EJB design: How to have 2 Entity beans in the same transaction ?

  1. Dear j2ee users,

    I need to use declarative transactions in my project.
    Unfortunately I cannot manage to have my transactions
    rolled back when there's an error. So this is

    my scenario:

    I have a Session bean Stateless with attribute:


    And 2 Entity beans with attributes:


    Now inside the session bean there's a method
    that calls the Entity bean create method

    void doMusic() {

    CD c = (CD)homeCd.create(50);
    Tape t = (Tape)homeTape.create(100);


    Now this is the matter- if the second bean (in this case Tape) fails (because of duplicate Primary Key) then the first create is NOT rolled back!!!
    Why it happens so ? I want that both "create" share the same
    transaction so I set up tx-Required in both of them.

    A last note: I'm using JBoss + PostgreSql as DB.
    I'd be very very grateful if someone gives me an advice.

    Thank you very much


  2. Hei F you can declare <trans-attribute>Required</trans-attribute> in the ejb-jar.xml for every bean.
    I think that the driven bean rolled back if an exception occours.
    Give me a feedback.
    Thanks Roger8
  3. Hope you are not catching this exception in you'r code... and if you are, you are doing a EJBContext.setRollbackOnly(); to signal a transaction rollback
  4. Hi all,
    thanks. I have solved the problem. It seems to be a bug with JBoss (the application server I'm using). I have to call "manually" setRollBackOnly in order to rollback the transaction, when there's a Create Exception.
    (Ps I just catch CreateException and RemoteException)

    Does anybody know if this behaviour is such also with other AS (Weblogic , Orion etc ) ?

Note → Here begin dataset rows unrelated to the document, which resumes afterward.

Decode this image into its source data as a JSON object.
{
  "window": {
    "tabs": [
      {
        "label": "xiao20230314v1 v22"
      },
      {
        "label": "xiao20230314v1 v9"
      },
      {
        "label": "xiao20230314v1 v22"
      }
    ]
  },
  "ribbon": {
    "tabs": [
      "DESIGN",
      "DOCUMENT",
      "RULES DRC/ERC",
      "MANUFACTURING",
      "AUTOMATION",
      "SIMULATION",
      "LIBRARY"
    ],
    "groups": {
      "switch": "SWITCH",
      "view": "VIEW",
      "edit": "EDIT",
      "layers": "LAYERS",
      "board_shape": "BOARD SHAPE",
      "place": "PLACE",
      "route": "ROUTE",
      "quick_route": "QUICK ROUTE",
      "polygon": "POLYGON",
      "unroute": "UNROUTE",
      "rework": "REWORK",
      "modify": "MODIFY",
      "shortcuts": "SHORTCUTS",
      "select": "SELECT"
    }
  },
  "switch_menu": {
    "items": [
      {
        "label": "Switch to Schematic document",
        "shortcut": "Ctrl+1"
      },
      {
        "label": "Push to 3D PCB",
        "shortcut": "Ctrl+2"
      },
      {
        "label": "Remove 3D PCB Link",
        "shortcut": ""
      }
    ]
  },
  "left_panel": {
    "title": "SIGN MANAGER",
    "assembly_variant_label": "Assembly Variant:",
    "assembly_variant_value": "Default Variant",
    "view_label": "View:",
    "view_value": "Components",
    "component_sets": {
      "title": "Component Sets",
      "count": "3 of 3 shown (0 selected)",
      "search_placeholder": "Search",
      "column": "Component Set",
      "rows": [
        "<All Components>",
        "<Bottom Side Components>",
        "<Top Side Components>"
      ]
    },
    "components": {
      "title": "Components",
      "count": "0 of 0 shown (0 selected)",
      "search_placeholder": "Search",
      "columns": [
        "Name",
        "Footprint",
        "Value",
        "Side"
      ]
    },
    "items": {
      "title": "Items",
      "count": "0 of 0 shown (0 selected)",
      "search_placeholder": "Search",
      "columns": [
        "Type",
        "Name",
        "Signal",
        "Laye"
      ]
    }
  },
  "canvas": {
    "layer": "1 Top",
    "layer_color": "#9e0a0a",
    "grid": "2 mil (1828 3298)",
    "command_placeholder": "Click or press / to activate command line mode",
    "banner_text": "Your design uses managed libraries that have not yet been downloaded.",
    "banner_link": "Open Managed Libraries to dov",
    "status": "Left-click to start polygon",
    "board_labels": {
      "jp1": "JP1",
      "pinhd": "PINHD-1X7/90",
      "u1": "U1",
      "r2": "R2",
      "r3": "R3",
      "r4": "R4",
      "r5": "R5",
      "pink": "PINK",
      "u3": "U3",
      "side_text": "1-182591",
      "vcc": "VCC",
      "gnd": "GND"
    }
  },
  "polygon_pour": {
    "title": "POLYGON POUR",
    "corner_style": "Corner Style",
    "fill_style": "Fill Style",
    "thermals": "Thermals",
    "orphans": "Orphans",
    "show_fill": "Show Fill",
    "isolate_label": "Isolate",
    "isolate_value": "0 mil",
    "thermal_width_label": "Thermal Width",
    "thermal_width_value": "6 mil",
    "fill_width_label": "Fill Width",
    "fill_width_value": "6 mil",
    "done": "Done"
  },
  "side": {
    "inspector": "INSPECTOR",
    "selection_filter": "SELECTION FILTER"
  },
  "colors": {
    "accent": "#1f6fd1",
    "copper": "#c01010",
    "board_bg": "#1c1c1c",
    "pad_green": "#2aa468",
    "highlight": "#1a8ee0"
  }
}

  5. CreateException is one of the "application" exceptions and when it is thrown the container does not automatically rollback the transaction. This is mandated by the EJB API and every EJB container should behave like that!
  6. Eric is correct. These application exceptions enable the designer to decide whether he/she wants to abort the transaction. Depending on the business logic requirements such an event may be expected and so the dooming of the transaction may not be required.
  7. Ok thanks for your feedback. So for example how can I generate a non-application error that automatically instructs to container to rollback ? (Actually I expected that if I issue a create() - that violates a PRIMARY KEY constraint - then this should be regarded as a logic point to abort automatically the transaction and rollback previous statements...the problem is on the DB, not on the application)
  8. Catch the exception, and do whatever you want to do, e.g. do Context.setRollBackOnly() if you think you have come to the end your process if database insert fails, or simply change some values and try again. By not automatically rolling back the transaction, the EJB API gives the developers flexibility to handle this kind of exceptions.